The environment includes different “living environments” of very variable sizes: a forest, a field, a lawn, an old wall…etc. We therefore distinguish 3 elements in our environment:

* Living beings: any being that is born, grows, eats, emits waste, reproduces and dies.

* The non-living: The non-living cannot reproduce. It includes mineral components (gaseous atmosphere, water, rocks), elements from living things and human production.

a. Mineral components

  • The gaseous atmosphere contains different gases: approximately four-fifths of dinitrogen (commonly called nitrogen), one-fifth of dioxygen, traces of carbon dioxide (formerly called carbon dioxide) and rare gases, plus water vapor or less quantity.
  • Water can be fresh or salty, frozen, liquid or gaseous. It occupies four fifths of the earth's surface. It is a fundamental constituent of the environment.
  • Soil is the thin layer between the atmosphere and the subsoil. It comes from the decomposition of living beings after their death and the degradation of underground rocks.
  • The subsoil contains rocks that differ depending on where you are and the conditions that prevailed there.

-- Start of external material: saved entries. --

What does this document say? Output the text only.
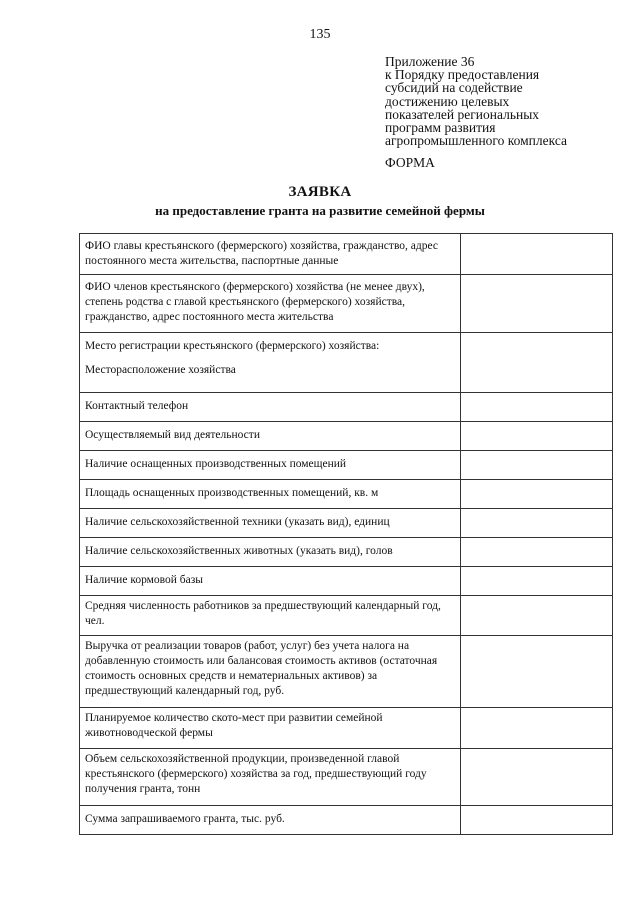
135
Приложение 36
к Порядку предоставления
субсидий на содействие
достижению целевых
показателей региональных
программ развития
агропромышленного комплекса
ФОРМА
ЗАЯВКА
на предоставление гранта на развитие семейной фермы
ФИО главы крестьянского (фермерского) хозяйства, гражданство, адрес постоянного места жительства, паспортные данные	
ФИО членов крестьянского (фермерского) хозяйства (не менее двух), степень родства с главой крестьянского (фермерского) хозяйства, гражданство, адрес постоянного места жительства	
Место регистрации крестьянского (фермерского) хозяйства:
Месторасположение хозяйства	
Контактный телефон	
Осуществляемый вид деятельности	
Наличие оснащенных производственных помещений	
Площадь оснащенных производственных помещений, кв. м	
Наличие сельскохозяйственной техники (указать вид), единиц	
Наличие сельскохозяйственных животных (указать вид), голов	
Наличие кормовой базы	
Средняя численность работников за предшествующий календарный год, чел.	
Выручка от реализации товаров (работ, услуг) без учета налога на добавленную стоимость или балансовая стоимость активов (остаточная стоимость основных средств и нематериальных активов) за предшествующий календарный год, руб.	
Планируемое количество ското-мест при развитии семейной животноводческой фермы	
Объем сельскохозяйственной продукции, произведенной главой крестьянского (фермерского) хозяйства за год, предшествующий году получения гранта, тонн	
Сумма запрашиваемого гранта, тыс. руб.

b. Elements from living things and human productions

  • A bird feather, a piece of wood, a leaf fallen from a tree, etc. and all animal corpses are no longer part of life because they are no longer capable of reproducing.
  • All human productions are part of the non-living: a painting, a computer, a building, a car, etc.

* The relationships between the environment components

1. Living beings establish relationships with each other:
  • males and females of the same species reproduce (deer and doe);
  • some parents take care of their young (the whale, the scorpion);
  • all living beings, with the exception of plants, feed at the expense of other living beings (the rabbit eats carrots, the owl eats field mice, the mushroom feeds on decomposed matter);
  • plants shelter animals (the jay nests in an oak tree).
2. Living beings also establish relationships with the mineral world: they drink water, breathe the air   that surrounds them, use the ground or rocks as a support to settle or as a point of support for moving around.